In schools, students inadvertently learn that it is okay to treat Black children violently. Research by my colleagues and I has demonstrated that Black children encounter multiple forms of violence in schools, such as physical, symbolic, linguistic, curricula and pedagogical, and systemic. While the world is obsessing about White children feeling guilty in schools, Black children’s bodies are being disrespected and mishandled. Their cultural dress, names, hairstyles, and language are being attacked. They are subjected to invisibility in the curriculum and/or inaccurate, distorted, diluted, incomplete, and sanitized versions of Black history. To add insult to injury, Black children are disproportionally represented in Special Education, gifted education, suspensions, and expulsions—and subjected to unfair testing practices. As explained by Bettina Love, these endemic violent acts destroy Black children’s spirits.

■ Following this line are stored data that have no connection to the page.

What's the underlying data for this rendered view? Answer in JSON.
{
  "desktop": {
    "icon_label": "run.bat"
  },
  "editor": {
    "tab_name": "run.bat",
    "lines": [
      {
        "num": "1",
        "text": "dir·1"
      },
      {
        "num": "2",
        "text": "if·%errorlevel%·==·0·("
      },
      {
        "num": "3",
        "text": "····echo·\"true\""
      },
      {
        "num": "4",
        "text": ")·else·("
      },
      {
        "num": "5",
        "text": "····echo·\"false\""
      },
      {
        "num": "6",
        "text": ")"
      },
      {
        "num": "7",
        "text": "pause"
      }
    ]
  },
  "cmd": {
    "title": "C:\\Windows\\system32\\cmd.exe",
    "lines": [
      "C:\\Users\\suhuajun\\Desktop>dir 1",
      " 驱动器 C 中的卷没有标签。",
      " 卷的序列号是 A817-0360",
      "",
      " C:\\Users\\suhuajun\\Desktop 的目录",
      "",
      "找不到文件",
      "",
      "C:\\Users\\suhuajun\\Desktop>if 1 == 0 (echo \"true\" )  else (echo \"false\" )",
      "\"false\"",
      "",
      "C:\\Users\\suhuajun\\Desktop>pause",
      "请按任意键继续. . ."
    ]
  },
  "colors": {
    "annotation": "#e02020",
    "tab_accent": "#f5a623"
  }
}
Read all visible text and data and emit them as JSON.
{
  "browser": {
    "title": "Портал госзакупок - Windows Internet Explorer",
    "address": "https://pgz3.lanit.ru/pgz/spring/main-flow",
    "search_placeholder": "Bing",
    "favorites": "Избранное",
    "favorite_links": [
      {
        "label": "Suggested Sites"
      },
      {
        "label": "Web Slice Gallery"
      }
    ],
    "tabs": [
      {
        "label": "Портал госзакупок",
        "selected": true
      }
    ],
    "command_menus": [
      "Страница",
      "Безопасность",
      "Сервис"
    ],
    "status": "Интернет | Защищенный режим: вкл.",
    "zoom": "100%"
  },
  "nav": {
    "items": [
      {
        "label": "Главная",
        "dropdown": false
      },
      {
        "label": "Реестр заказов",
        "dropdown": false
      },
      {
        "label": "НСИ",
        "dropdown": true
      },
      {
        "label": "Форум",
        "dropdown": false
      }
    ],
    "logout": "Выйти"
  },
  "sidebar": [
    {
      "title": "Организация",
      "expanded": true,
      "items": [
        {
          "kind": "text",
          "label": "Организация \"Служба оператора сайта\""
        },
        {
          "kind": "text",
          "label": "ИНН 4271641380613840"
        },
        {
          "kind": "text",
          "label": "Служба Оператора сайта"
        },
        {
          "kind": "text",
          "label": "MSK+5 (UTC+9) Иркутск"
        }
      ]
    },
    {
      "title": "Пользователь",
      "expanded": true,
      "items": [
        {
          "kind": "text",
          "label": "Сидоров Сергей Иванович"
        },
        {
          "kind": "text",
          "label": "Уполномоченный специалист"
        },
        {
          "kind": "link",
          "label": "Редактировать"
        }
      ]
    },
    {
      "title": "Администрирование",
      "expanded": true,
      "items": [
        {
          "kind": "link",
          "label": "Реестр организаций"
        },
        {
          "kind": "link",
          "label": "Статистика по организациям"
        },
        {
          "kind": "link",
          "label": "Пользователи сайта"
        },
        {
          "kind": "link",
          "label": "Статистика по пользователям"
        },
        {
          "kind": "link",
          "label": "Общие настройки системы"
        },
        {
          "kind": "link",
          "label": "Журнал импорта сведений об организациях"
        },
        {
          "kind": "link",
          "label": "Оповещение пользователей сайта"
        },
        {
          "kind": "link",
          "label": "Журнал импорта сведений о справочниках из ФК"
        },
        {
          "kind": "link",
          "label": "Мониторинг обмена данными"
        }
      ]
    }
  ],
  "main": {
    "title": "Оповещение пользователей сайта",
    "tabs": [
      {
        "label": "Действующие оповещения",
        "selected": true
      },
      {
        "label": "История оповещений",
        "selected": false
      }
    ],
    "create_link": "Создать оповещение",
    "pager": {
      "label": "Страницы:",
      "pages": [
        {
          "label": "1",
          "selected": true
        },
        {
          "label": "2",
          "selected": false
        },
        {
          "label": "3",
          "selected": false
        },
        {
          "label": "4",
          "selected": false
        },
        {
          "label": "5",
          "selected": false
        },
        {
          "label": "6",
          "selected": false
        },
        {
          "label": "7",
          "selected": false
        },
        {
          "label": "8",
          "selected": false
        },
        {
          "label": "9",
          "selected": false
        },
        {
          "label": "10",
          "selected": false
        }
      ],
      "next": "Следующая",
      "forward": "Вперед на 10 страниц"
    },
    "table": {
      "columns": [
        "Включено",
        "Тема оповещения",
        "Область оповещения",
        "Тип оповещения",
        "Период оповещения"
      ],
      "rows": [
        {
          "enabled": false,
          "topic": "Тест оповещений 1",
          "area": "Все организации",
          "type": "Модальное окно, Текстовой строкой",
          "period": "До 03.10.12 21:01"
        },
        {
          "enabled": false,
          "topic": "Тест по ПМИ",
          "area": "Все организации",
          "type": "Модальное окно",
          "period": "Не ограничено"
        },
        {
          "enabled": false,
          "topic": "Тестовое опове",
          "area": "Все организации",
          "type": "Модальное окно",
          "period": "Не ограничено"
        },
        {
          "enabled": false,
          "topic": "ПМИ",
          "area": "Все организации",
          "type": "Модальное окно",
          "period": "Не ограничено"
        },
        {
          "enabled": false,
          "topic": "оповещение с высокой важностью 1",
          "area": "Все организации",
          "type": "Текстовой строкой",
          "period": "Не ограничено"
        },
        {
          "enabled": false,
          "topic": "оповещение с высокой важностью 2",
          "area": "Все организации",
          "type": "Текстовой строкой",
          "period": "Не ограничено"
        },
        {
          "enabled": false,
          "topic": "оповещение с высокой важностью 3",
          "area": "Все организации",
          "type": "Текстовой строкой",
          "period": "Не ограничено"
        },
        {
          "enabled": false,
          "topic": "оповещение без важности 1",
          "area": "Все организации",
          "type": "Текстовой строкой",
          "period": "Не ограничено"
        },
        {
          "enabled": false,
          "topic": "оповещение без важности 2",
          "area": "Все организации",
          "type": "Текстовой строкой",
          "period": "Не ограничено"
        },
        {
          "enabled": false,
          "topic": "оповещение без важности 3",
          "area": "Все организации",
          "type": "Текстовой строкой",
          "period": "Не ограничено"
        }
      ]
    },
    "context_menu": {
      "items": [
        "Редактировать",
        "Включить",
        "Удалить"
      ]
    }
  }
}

Notably, in contrast to unenforced and unfunded mandates to teach Black history (e.g., the 1984 Education Improvement Act in South Carolina), the movement to prohibit Black history and literature has moved at lightning speed, even though banning Black history is not necessary since so little is taught in schools anyway.

Moving forward, it is essential that educators advocate for the teaching of Black history and understand that silence is complicity. To remain silent as school boards and lawmakers erase Black history is to become part of the harm—the violence. While the current political landscape leads many educators to conclude that they have no agency, concrete steps can be taken.

·Incorporate accurate, age-appropriate lessons about Black history year-round—not just in February.

·Audit classroom book collections, libraries, and curricula to ensure they reflect Black history and culture.

·Network with other educators and request professional development, resources, and protection from administrators and policymakers to teach Black history.

Black families will continue to teach Black history to our Jonathan’s and Jaliyah’s at home and in our communities. Since our children spend much of their time in schools, we insist that educators do too.

Gloria Swindler Boutte, PhD, is a Distinguished Professor at the University of South Carolina, and a Public Voices Fellow of the OpEd Project in Partnership with the National Black Child Development Institute.